В холле нас встречал Виктор Иванович, который Смоловский. Посвященный член секты врачевателей выглядел довольно уверенно. Редкие волосы зачесаны поперек лысины – он из тех людей, которые, обнаружив плешь, не бреют всю голову, а тщательно скрывают пустоты, что выглядит напрасным и даже комичным. Его искусственные зубы были ровными, белыми и совершенно ненатуральными.
– Какая у тебя… – произнес Виктор Иванович, обращаясь к девочке после рукопожатия со мной. Он хотел сказать комплимент, но вдруг увидел, что находится в руках моей дочери, поэтому следующие его слова получились притворными, а губы раздвинулись в натужной улыбке. – Какая у тебя красивая кукла!

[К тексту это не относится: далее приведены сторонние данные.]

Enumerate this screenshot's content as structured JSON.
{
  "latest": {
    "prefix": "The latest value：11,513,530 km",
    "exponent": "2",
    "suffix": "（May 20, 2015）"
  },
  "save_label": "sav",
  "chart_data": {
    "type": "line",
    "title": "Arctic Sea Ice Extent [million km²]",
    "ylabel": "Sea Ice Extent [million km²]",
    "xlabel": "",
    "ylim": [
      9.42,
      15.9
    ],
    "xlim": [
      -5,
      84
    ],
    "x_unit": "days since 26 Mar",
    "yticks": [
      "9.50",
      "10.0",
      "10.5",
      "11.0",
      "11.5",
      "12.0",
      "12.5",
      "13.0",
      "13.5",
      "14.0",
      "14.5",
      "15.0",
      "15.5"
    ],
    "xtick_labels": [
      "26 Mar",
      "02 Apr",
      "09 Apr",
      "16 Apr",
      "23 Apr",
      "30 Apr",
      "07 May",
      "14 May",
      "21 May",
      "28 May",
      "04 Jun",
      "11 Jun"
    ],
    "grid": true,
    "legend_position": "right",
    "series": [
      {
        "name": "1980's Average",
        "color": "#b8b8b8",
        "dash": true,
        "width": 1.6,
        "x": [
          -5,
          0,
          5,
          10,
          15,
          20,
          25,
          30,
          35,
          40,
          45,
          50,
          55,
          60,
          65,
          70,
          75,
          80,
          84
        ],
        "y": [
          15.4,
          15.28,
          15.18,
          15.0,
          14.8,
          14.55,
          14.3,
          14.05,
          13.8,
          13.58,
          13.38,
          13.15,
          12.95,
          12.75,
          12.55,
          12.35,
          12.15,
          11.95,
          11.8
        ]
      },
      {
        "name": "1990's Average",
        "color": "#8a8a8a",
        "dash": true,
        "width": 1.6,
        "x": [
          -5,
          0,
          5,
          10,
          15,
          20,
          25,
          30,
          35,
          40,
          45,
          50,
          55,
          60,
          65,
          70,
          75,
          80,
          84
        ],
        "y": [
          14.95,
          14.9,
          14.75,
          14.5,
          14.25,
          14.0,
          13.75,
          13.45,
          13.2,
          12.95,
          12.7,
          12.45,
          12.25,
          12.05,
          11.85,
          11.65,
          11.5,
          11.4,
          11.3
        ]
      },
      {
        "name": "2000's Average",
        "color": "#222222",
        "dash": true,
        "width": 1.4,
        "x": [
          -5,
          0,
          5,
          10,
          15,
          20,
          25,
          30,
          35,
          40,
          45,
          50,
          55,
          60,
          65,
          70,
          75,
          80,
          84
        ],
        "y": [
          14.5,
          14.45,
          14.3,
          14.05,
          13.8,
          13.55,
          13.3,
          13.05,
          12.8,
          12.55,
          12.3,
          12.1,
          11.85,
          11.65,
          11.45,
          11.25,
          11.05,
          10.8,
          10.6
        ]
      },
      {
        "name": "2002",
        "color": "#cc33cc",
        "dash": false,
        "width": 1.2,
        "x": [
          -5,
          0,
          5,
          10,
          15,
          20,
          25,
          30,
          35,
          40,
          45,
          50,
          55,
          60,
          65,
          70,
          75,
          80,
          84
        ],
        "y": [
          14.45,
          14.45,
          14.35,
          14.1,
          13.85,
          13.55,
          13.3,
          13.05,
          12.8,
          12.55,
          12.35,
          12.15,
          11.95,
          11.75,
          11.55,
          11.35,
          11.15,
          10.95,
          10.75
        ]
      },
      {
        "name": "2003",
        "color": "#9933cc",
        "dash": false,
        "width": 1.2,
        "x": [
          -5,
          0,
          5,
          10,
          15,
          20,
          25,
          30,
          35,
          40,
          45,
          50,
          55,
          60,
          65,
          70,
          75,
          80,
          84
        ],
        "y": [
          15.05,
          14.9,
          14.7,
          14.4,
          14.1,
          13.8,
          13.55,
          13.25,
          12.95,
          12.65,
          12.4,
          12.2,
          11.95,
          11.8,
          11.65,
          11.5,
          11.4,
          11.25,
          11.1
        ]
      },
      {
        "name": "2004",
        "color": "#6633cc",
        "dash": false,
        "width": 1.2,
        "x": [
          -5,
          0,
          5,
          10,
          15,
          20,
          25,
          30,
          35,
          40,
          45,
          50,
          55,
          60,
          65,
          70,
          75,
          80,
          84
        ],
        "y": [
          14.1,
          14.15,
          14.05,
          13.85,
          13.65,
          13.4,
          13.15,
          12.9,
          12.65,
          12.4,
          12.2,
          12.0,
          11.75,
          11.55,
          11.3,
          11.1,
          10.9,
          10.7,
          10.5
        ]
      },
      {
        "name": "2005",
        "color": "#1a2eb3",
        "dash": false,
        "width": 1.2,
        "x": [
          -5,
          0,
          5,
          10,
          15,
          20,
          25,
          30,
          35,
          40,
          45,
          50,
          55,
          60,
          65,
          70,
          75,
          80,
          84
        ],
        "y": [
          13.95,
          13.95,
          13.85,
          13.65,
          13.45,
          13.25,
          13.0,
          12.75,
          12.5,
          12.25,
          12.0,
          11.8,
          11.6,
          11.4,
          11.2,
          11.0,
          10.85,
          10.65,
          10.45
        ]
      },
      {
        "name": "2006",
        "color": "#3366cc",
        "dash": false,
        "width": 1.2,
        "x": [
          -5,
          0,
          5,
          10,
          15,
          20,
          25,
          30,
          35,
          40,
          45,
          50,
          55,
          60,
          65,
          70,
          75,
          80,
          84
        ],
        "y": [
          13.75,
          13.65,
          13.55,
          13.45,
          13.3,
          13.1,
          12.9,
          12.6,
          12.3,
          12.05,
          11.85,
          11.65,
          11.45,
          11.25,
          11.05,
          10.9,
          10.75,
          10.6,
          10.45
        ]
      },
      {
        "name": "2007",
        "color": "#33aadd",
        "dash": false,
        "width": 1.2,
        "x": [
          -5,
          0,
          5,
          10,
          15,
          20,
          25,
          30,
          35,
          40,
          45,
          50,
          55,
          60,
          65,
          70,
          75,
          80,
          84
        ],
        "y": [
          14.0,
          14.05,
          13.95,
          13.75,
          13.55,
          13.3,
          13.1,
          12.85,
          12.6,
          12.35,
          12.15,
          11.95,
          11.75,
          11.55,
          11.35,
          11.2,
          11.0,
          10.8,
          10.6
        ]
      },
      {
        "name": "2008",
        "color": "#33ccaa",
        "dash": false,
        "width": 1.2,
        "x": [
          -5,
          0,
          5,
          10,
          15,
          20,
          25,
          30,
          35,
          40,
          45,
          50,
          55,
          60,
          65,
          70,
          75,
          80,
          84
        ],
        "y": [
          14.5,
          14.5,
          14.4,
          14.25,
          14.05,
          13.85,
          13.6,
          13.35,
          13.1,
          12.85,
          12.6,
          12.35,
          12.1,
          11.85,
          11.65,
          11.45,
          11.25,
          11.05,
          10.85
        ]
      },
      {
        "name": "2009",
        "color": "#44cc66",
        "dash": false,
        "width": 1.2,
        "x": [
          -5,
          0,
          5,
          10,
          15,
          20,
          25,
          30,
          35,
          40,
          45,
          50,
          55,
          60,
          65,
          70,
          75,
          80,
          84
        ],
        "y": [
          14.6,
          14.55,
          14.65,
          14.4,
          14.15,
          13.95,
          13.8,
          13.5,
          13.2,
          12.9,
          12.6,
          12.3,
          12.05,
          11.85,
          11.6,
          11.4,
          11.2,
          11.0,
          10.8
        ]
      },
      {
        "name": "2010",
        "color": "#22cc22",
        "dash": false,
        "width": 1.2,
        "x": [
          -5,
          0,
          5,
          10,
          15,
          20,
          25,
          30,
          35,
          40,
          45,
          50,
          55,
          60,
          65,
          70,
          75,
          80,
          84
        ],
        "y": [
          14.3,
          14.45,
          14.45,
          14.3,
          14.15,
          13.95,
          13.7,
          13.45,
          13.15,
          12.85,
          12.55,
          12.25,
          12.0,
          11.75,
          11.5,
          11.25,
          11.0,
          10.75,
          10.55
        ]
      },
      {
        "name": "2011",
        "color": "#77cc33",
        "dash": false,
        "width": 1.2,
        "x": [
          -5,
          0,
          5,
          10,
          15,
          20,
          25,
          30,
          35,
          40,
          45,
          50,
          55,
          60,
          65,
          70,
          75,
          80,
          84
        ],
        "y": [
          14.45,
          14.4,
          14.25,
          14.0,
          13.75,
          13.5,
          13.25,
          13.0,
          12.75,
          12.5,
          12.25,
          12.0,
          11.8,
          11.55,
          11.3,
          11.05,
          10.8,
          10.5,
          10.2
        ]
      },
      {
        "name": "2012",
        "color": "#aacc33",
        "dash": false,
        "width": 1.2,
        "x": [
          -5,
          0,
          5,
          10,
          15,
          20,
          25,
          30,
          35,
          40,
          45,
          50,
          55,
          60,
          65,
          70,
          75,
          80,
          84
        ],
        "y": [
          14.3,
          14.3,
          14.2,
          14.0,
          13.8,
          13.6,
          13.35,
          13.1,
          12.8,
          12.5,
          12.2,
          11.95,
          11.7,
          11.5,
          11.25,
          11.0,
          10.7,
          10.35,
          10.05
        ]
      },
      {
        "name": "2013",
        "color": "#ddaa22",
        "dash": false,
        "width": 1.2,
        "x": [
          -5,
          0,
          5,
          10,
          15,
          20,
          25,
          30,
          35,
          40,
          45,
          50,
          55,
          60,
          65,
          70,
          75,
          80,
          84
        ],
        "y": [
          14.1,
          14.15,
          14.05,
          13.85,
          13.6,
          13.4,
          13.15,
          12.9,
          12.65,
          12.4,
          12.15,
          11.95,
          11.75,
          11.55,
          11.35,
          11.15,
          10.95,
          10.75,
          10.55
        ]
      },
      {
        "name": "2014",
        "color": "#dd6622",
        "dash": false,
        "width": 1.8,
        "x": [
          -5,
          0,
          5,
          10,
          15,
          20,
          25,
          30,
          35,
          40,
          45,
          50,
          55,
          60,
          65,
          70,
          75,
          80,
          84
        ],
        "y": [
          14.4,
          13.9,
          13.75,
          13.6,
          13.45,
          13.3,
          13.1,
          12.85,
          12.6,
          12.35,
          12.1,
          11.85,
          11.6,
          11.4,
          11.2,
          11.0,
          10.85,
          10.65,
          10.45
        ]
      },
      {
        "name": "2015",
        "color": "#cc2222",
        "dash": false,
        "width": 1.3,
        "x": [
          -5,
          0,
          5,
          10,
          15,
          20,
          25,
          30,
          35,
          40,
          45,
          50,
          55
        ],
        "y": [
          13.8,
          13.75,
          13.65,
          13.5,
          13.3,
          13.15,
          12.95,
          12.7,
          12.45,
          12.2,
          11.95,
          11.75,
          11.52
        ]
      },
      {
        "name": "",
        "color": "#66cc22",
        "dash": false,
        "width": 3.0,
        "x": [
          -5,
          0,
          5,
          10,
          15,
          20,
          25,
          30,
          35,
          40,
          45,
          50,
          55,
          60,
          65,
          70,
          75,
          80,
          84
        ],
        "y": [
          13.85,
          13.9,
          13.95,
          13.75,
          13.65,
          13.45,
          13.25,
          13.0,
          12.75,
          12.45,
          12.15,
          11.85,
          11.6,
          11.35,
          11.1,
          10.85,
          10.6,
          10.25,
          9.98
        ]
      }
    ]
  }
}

Ленка сразу уловила фальш, ее фиг обманешь. Но ответила она так, как доктор ожидал от нее, шестилетнего ребенка:
– Ее зовут Барби! Она моя доченька!
«Доченьку» мы купили в Белизе.
Когда химия и лучевая терапия не повлияли на темпы развития опухоли, мы отправились путешествовать. Я спешил, боялся, что не успею. Продал дачу, назанимал денег, и мы с Ленкой поехали по миру. Побывали в трех странах, одна из которых – солнечный Белиз, сказочной красоты кусочек Латинской Америки. Карибское море, тропики, белый песок. Куклу мы нашли на одном из торговых развалов, где местные жители продают собственные поделки, выдавая их за древние статуэтки майя. Во владениях загорелой морщинистой старухи среди ожерелий и национальных индейских одежд лежала крохотная, не больше пятнадцати сантиметров в длину, фигурка. Овальная голова, в которой проткнуты три дыры: две поменьше и одна побольше – глаза и рот. Непропорциональное тело, сделанное непонятно из чего – то ли из скрученного затвердевшего пергамента, то ли из высушенного дерева. Короткие ручки и ножки вытянуты вдоль тела. Они не сгибались и не поворачивались, кисть на одной руке обломана. Помню, я сказал о том, какая она ужасная. На что Ленка ответила: «А мне нравится! Я назову ее Барби».
– Ты будешь рядом со мной? – спросила она, и я обнаружил, что мы уже переместились в палату, в которой моей девочке предстоит лежать после операции.
– Буду. Обязательно.
– Где ты будешь? Я хочу видеть тебя.
Я посмотрел на Виктора Ивановича, который маячил напротив. Врач отрицательно покачал головой.
– Когда тебя положат в кроватку… – Какой я деликатный, прямо детский психолог, назвал операционный стол кроваткой. – …справа от тебя будет стена. Я буду стоять за ней. Смотри на нее и представляй, будто я не за ней, а перед ней. Ведь разницы никакой!